European stocks eased in the early minutes of trading as concerns on the US economy overshadowed hopes of improvement in the eurozone after Greek bond buyback plans and aid for Spanish lenders.
Europe's FTSEurofirst 300 eased 0.1 to 1120.15 points while Britain's FTSE 100 slipped 0.2 percent. Italy's FTSE MIB and France's CAC-40 remained little changed while Germany's DAX was down 0.1 percent. Spain's IBEX fell 0.2 percent.
Asian markets ended mixed earlier, amid concerns of the looming 'fiscal cliff' and signs of growth in China.
Japan's Nikkei ended 0.27 percent lower to 9,432.46 while South Korea's KOSPI dropped 0.25 percent to 1935.18. China's Shanghai Composite Index gained 0.78 percent to 1975.14 while Hong Kong's Hang Seng was up 0.15 percent to 21801.25.
The negotiations on the proposed spending cuts and tax hikes in the US continued to weigh on investor sentiments. The deadlock among lawmakers continued after the White House dismissed a Republican proposal, claiming that it did not offer anything new.
Data from the US Institute of Supply Management (ISM) showed that manufacturing activity in the world's largest economy contracted in the month of November. The index dropped to 49.5 in November, down from economist expectations.

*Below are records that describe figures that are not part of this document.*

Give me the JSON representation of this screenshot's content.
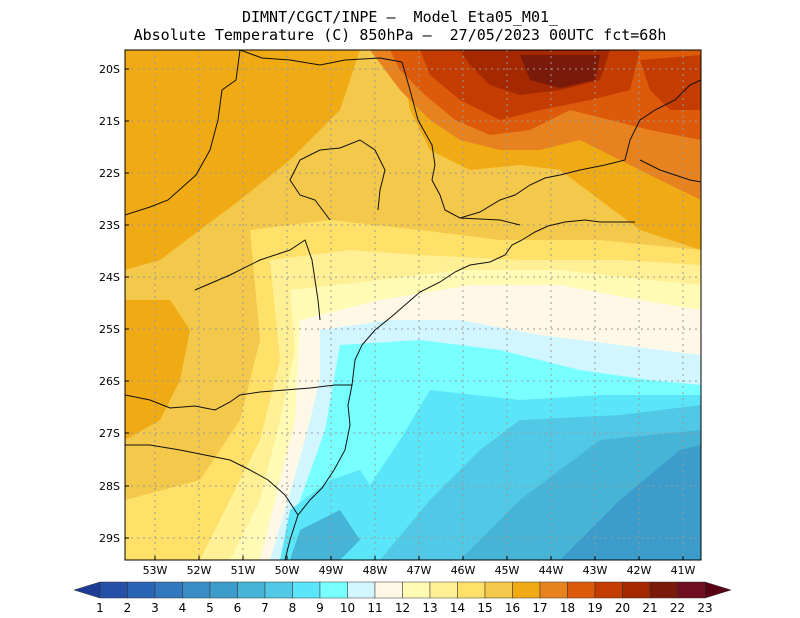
{
  "header": {
    "line1": "DIMNT/CGCT/INPE –  Model Eta05_M01_",
    "line2": "Absolute Temperature (C) 850hPa –  27/05/2023 00UTC fct=68h"
  },
  "axes": {
    "lat_labels": [
      "20S",
      "21S",
      "22S",
      "23S",
      "24S",
      "25S",
      "26S",
      "27S",
      "28S",
      "29S"
    ],
    "lon_labels": [
      "53W",
      "52W",
      "51W",
      "50W",
      "49W",
      "48W",
      "47W",
      "46W",
      "45W",
      "44W",
      "43W",
      "42W",
      "41W"
    ]
  },
  "colorbar": {
    "labels": [
      "1",
      "2",
      "3",
      "4",
      "5",
      "6",
      "7",
      "8",
      "9",
      "10",
      "11",
      "12",
      "13",
      "14",
      "15",
      "16",
      "17",
      "18",
      "19",
      "20",
      "21",
      "22",
      "23"
    ],
    "colors": [
      "#1e3c96",
      "#2450a8",
      "#2a64b4",
      "#3278be",
      "#3a8cc6",
      "#3c9ccc",
      "#46b4d6",
      "#50c8e6",
      "#5ae6f8",
      "#78ffff",
      "#d2f6ff",
      "#fff8e6",
      "#fffab4",
      "#fff096",
      "#ffe068",
      "#f4c84a",
      "#f0aa14",
      "#e8821e",
      "#dc5a0a",
      "#c43c00",
      "#a42800",
      "#7a1a0a",
      "#6e0e1e",
      "#5a0014"
    ]
  }
}
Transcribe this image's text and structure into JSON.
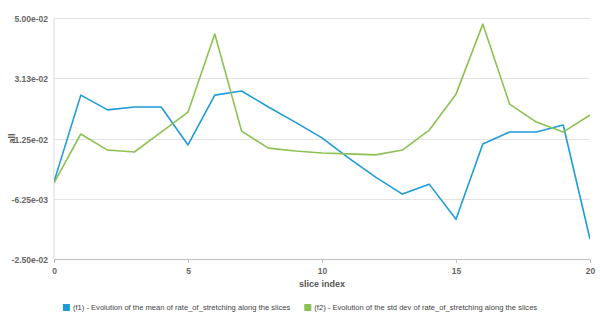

The Wall Street had ended the previous session lower following the release.
The weak US data weighed the Dollar down against the Yen, pushing exporter stocks lower.
The European markets had turned cautious on the US economy yesterday after Greece announced a massive offer to reduce almost half of its debt to its lenders. Athens plans to spend up to €10 bn in a bond buyback scheme as part of its efforts to reform the country's embattled economy. Sentiments were boosted further after eurozone finance ministers approved €39.5bn in monetary aid to Spanish banks.
Meanwhile, the Reserve Bank of Australia (RBA) slashed its interest rates to the lowest point since the global financial crisis as a slump in the mining sector threatened to affect the economy. The country has been affected by uncertainties in US and Europe, and the slowdown in its biggest export market, China.
Major Movers in Asia
Currency-sensitive stocks dropped in Tokyo after the Dollar weakened against the Yen. Shares of Nissan fell 3.72 while those of Nikon and Hitachi were down 3.08 and 1.89 percent.
Shares of Sharp were up 1.16 percent following reports of the firm's plans to join Qualcomm to manufacture an energy-efficient smartphone LCD panel.
Exporters dropped in Seoul as well. Automobile major Hyundai dropped 0.22 percent while Kia was down 0.48 percent. LG Electronics ended 1.81 percent lower.
Chinese automobile stocks ended higher. Guangzhou Automobile Group was up 7.78 percent while Shenyang Jinbei Automotive Company gained 10.03 percent.